Tutta la famiglia Petrolini, insieme ad alcuni amici, rimane in vacanza negli Stati Uniti dal 9 al 19 agosto. Appena rientrati, i genitori e la figlia vengono convocati in caserma e scoprono che la madre del bambino trovato nel loro giardino è Chiara e che il padre è Samuel. Ma del ritrovamento del corpo erano venuti a sapere appena sbarcati a New York, il giorno stesso in cui la nonna aveva trovato il bimbo, dopo che i cani, scavando, l'avevano fatto riaffiorare. La casa che avevano lasciato da poche ore e il nastro bianco rosso che delimitava una parte del giardino: era stata Chiara a mostrare alla madre quell’immagine che le aveva inviato un’amica sul telefonino, mentre erano ancora all’aeroporto. E la mamma aveva riacceso subito il cellulare. Era arrivato un messaggio del vicino di casa, Andrea Manzini: «È successo qualcosa, ma stiamo tutti bene», aveva scritto. Poi, il padre aveva telefonato al colonnello Sacchetti ed era venuto a sapere del bambino, trovato in quel fazzoletto di terra sotto alla parete piastrellata. «Tutti siamo rimasti stupiti, scioccati», ricorda rispondendo alle domande dei pm. Racconta di averne parlato anche con Chiara poco dopo, ma «lei non ha detto assolutamente nulla». Ne discutono tra marito e moglie, valutando anche l'ipotesi di ritornare subito a casa. «Io ero infuriata - spiega la madre ai pm -. Non mi capacitavo e non volevo rovinare il viaggio così lontano e organizzato da tempo nella convinzione che non sapessimo nulla. Mio marito si domandava se tornare, ma io dicevo che non dovevamo, non riguardando noi». La notizia è sconvolgente, e spesso la famiglia ne parla a New York . «Con il senno di poi, ricordo che Chiara si estraniava un po'», aggiunge la madre.

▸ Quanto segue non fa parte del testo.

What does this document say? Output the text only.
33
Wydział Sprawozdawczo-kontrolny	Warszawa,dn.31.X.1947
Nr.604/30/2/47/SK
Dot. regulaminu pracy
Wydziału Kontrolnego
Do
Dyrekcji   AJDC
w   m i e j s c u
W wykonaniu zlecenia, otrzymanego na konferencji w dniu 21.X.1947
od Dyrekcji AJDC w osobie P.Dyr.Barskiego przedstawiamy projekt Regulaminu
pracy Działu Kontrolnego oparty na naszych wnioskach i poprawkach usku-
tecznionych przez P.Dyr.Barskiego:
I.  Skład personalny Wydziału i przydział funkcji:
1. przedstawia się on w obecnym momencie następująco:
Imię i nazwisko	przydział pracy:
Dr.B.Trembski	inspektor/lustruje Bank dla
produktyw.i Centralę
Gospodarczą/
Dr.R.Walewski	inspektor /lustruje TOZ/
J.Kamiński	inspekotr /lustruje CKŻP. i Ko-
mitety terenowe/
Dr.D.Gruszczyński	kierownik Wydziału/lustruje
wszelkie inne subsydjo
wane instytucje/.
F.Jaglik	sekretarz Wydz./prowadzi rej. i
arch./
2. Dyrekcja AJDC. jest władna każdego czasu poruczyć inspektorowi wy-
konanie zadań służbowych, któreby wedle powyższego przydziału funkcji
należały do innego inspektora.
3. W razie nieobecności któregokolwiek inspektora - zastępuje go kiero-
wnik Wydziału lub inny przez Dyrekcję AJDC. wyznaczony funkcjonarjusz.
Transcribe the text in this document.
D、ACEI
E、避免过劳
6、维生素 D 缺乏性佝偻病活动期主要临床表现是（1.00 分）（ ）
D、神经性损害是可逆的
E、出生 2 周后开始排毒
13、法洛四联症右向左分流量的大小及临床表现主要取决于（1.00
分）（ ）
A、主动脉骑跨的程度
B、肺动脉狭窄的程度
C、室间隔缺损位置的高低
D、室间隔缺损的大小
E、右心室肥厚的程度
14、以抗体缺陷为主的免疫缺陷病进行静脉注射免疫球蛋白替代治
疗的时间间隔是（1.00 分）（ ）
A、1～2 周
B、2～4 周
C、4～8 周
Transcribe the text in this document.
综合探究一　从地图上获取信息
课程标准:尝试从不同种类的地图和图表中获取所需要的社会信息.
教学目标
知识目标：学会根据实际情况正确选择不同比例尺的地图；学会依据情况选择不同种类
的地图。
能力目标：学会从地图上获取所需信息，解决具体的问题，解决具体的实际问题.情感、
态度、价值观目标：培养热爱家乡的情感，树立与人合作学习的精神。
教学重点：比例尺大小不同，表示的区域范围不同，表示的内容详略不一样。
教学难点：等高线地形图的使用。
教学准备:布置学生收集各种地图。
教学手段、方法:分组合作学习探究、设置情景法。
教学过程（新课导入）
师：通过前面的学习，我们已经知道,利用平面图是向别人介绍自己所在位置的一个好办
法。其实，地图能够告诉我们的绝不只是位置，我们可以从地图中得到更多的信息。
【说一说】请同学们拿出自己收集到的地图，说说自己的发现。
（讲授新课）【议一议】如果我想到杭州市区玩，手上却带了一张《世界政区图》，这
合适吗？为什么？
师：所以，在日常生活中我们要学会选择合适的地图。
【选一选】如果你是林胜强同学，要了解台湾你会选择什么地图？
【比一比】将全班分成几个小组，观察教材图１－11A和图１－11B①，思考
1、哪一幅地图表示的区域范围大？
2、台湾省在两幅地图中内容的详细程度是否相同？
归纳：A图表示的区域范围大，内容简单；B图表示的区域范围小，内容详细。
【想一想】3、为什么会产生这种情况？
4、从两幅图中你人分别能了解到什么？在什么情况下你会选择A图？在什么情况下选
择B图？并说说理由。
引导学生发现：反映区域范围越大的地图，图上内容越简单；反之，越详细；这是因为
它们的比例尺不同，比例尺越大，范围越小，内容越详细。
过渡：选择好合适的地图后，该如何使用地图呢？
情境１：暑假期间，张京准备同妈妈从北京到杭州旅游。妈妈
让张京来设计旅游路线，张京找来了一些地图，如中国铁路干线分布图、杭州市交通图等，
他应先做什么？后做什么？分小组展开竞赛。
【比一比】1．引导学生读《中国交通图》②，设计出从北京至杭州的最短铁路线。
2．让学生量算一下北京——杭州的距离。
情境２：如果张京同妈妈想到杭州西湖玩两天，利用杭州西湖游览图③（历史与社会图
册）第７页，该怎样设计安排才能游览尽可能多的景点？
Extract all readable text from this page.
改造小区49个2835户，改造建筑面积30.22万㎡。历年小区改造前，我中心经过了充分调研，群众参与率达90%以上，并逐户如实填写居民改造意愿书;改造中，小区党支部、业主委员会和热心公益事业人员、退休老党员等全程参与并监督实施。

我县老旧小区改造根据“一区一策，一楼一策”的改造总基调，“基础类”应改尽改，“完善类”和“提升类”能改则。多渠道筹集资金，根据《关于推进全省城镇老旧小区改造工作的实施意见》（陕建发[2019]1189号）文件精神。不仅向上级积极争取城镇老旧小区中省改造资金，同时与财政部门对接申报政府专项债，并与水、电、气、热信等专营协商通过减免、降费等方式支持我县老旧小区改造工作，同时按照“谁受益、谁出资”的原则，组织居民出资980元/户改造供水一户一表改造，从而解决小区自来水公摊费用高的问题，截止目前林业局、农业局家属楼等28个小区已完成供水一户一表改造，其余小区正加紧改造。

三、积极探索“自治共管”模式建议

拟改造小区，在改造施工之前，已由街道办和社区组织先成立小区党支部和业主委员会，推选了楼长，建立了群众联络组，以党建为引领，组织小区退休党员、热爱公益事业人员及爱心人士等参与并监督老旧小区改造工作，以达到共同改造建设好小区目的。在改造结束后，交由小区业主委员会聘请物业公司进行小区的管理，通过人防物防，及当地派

Il saggio saltato e l'emorragia

Ed è con lei, alla luce di un'intercettazione ambientale in caserma in cui parlava con Chiara di un'altra emorragia dovuta al ciclo, che gli inquirenti cercano di approfondire lo scenario inquietante che stanno già ipotizzando. «Lei non è venuta al saggio di pianoforte di... (il fratello minorenne, ndr) attribuendo l'assenza a un forte ciclo, ma non ricordo se era maggio 2022 o 2023. Aveva sporcato un po' la vasca e le lenzuola al piano di sopra».

Era il 12 maggio 2023, secondo quanto ricostruito dagli inquirenti. Il primo figlio di Chiara. Sepolto nello stesso angolo di giardino. E ritrovato tre giorni dopo quell'interrogatorio dei suoi genitori.